Nobukawa Bunsei, Suda Koichi, Yamasaki Shigetaka, Takase Masaru, Fukumura Yuki, Shiono Saori
Department of Pathology (I), Juntendo University School of Medicine, Tokyo, Japan.
Nihon Geka Gakkai Zasshi. 2003 Jun;104(6):439-42.

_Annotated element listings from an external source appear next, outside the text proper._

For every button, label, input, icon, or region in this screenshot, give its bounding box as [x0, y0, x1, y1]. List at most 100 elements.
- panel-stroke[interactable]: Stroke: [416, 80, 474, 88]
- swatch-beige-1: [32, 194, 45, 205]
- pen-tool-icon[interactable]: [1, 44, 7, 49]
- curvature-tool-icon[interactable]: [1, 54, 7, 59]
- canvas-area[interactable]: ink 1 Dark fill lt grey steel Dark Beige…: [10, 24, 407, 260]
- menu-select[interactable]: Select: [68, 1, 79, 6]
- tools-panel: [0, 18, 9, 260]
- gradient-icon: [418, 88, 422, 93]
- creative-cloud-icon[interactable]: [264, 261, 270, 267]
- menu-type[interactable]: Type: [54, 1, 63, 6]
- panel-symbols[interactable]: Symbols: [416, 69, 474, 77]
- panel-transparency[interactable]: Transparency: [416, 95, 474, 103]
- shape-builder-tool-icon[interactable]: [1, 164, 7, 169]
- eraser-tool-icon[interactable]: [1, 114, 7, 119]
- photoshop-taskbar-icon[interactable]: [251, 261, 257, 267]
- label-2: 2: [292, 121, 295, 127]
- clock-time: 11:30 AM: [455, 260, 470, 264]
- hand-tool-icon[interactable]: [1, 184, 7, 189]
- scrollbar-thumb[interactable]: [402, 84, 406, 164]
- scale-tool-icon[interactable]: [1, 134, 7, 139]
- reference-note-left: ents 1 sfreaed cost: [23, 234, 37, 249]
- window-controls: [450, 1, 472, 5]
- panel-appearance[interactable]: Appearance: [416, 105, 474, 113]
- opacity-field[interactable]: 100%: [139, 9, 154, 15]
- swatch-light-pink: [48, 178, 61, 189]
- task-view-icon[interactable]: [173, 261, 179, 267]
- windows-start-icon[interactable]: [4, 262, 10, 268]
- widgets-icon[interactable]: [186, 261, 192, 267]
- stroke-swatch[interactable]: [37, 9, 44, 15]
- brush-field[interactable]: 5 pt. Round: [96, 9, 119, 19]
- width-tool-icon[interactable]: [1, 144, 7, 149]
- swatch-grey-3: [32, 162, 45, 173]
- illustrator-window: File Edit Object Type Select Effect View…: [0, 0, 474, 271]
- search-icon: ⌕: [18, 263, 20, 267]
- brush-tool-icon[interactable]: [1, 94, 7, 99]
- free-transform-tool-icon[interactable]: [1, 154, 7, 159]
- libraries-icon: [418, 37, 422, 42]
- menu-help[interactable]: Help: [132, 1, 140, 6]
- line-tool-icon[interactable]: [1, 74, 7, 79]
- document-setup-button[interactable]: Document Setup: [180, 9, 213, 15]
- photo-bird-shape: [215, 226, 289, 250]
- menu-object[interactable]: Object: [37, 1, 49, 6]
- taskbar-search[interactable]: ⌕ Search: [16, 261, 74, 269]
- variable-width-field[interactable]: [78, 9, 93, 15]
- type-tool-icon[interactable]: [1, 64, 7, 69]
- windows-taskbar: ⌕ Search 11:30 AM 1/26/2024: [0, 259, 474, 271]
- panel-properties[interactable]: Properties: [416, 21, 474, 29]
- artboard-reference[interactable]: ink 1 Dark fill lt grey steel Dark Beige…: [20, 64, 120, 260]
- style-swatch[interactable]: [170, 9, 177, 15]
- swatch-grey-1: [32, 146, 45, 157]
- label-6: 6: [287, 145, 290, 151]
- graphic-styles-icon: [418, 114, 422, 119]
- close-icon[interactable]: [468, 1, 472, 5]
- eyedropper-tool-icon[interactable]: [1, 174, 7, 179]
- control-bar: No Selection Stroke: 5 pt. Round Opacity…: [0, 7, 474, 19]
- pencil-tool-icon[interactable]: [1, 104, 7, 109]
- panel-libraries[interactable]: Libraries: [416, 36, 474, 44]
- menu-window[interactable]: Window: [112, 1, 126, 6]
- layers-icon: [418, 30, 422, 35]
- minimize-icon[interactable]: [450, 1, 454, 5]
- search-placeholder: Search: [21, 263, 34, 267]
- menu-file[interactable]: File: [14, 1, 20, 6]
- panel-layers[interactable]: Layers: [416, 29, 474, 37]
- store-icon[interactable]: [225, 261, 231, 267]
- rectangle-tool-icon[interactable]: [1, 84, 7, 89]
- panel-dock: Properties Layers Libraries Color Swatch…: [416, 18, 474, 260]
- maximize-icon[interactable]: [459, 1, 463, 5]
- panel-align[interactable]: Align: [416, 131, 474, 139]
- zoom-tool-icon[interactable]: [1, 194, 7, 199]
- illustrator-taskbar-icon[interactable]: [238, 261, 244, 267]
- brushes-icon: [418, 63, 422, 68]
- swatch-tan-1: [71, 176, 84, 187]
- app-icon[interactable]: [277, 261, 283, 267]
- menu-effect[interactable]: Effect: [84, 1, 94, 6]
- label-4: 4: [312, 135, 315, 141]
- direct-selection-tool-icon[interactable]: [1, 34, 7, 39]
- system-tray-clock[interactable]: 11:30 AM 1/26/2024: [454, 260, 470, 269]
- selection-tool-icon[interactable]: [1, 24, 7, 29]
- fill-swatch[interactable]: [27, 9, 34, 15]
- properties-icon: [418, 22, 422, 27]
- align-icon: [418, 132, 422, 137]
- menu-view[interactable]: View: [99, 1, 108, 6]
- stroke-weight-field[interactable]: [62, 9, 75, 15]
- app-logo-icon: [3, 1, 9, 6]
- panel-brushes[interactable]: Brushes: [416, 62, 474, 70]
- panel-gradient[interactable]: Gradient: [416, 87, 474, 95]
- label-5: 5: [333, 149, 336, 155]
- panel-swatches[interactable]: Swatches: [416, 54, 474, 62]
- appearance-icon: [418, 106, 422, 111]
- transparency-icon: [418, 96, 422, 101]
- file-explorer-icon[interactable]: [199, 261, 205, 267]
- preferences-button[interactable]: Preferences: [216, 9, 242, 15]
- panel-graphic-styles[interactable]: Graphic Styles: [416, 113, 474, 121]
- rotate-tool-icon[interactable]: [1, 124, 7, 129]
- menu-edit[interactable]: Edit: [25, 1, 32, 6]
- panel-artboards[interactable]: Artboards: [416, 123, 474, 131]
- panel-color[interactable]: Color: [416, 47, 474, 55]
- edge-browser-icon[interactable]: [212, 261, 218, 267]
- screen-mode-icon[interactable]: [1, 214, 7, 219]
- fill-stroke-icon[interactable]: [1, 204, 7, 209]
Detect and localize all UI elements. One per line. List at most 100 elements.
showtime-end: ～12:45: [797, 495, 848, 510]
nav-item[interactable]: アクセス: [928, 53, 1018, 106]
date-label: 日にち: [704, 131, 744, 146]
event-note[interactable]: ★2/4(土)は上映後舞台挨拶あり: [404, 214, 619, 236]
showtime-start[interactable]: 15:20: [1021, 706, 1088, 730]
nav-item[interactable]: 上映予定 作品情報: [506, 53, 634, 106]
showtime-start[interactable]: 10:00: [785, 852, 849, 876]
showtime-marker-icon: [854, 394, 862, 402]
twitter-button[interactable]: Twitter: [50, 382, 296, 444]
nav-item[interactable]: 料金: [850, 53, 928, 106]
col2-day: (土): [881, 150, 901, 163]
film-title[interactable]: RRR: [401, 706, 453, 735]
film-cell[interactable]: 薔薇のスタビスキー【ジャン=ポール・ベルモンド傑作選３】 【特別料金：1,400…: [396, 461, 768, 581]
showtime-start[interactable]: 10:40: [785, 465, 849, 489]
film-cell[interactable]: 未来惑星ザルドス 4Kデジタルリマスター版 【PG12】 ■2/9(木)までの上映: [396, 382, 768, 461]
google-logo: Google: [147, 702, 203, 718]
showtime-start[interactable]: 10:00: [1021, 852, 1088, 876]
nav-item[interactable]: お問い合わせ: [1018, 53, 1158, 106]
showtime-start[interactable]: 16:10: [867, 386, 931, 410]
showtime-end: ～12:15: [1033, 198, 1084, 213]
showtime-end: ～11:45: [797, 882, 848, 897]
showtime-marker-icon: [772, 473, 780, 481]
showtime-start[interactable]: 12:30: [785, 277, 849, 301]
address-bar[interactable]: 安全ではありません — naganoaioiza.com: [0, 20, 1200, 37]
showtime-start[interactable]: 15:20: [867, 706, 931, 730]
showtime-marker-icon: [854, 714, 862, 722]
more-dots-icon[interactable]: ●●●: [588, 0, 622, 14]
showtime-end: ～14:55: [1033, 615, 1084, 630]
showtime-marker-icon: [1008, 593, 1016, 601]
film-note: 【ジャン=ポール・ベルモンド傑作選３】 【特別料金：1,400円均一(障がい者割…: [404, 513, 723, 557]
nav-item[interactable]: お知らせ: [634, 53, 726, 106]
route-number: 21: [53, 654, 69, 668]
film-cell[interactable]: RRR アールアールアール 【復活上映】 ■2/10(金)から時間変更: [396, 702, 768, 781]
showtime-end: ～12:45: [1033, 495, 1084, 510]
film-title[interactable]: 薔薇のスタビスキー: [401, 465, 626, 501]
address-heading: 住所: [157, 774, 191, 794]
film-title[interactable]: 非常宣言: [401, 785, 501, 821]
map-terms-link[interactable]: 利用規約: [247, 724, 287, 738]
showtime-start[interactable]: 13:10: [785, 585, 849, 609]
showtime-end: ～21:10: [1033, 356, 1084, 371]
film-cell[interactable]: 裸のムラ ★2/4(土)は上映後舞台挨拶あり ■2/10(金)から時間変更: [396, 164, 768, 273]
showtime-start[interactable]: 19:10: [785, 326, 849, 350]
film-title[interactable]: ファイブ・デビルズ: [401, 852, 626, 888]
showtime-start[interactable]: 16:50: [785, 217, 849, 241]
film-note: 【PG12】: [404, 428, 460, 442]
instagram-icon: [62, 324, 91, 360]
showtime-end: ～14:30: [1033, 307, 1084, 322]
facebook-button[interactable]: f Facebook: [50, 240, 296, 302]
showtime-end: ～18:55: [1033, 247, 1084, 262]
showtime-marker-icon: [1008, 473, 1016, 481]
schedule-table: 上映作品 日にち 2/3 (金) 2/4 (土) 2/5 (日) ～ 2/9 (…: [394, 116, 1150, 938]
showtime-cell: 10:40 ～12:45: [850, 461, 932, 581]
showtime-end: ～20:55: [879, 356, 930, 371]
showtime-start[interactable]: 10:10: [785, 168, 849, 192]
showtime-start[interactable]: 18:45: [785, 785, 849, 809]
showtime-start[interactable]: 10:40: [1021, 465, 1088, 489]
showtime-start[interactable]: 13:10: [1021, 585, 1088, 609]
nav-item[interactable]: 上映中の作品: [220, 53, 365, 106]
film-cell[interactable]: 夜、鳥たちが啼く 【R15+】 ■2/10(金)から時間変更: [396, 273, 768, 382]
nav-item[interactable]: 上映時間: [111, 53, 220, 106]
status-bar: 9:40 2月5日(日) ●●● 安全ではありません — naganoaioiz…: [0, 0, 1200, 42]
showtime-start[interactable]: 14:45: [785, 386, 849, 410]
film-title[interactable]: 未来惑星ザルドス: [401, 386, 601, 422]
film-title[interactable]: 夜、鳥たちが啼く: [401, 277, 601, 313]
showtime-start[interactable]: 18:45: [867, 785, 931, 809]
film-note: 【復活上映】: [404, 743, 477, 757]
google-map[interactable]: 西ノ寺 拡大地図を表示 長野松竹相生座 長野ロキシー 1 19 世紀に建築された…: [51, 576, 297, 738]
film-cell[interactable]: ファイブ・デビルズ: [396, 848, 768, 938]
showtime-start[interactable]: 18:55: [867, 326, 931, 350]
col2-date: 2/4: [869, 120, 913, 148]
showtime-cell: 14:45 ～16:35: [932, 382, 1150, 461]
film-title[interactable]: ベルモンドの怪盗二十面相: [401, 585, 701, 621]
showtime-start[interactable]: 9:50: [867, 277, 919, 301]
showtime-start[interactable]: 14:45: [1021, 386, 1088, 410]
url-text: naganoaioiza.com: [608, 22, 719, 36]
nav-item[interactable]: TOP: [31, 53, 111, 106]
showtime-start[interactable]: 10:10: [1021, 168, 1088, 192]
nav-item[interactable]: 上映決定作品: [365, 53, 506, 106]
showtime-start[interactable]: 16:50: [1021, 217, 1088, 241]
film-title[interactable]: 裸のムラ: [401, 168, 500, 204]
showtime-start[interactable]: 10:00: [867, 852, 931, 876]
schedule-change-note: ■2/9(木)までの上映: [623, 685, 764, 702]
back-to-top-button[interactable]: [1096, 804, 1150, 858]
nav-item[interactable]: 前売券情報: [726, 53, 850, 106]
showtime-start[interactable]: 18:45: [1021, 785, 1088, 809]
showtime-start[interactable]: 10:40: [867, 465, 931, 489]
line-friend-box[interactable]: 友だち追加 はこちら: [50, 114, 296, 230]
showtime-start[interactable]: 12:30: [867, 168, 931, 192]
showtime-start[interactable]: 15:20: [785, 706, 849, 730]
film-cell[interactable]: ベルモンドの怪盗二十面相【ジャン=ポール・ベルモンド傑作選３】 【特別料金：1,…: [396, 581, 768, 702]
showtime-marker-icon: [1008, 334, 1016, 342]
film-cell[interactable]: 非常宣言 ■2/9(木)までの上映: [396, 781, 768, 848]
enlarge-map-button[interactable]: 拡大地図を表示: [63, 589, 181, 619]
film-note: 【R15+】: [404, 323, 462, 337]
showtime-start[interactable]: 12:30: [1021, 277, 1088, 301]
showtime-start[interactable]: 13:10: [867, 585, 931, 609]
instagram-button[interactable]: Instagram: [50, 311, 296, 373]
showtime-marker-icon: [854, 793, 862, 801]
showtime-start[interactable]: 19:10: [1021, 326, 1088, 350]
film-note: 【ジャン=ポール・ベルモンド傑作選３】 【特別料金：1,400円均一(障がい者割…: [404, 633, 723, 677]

Many intraductal papillary-mucinous tumors (IPMTs) have been diagnosed with improvements in diagnostic imaging techniques. The histology of IPMT is various, including hyperplasia to invasive carcinoma. IPMTs are thought to occur multicentrically through the hyperplasia-adenoma-carcinoma sequence. IPMTs are characterized by genetic heterogeneity associated with histologic heterogeneity that may be due to slow growth and favorable prognosis. However, some IPMTs progress to invasive pancreatic cancer through malignant transformation with aggressive clonal progression. Thus some conventional pancreatic cancers may be derived from IPMTs. Although IPMTs and conventional pancreatic cancer initially occur in the ductal epithelium, they are thought to be totally different entities in terms of large or peripheral pancreatic duct origin, developmental style, genetic alterations, and prognosis. In future, differences and/or similarities will be discussed on the basis of molecular analyses of the carcinogensis of both tumors.
随着诊断成像技术的进步,许多导管内乳头状黏液性肿瘤(IPMTs)得以确诊。IPMT的组织学表现多样,包括从增生到浸润性癌。IPMTs被认为是通过增生-腺瘤-癌序列多中心发生的。IPMTs的特征是与组织学异质性相关的基因异质性,这可能归因于其生长缓慢和预后良好。然而,一些IPMTs通过恶性转化和侵袭性克隆进展发展为侵袭性胰腺癌。因此,一些传统的胰腺癌可能起源于IPMTs。尽管IPMTs和传统胰腺癌最初都发生于导管上皮,但就胰腺大导管或周边导管起源、发育方式、基因改变和预后而言,它们被认为是完全不同的实体。未来,将基于对这两种肿瘤发生机制的分子分析来探讨它们的差异和/或相似之处。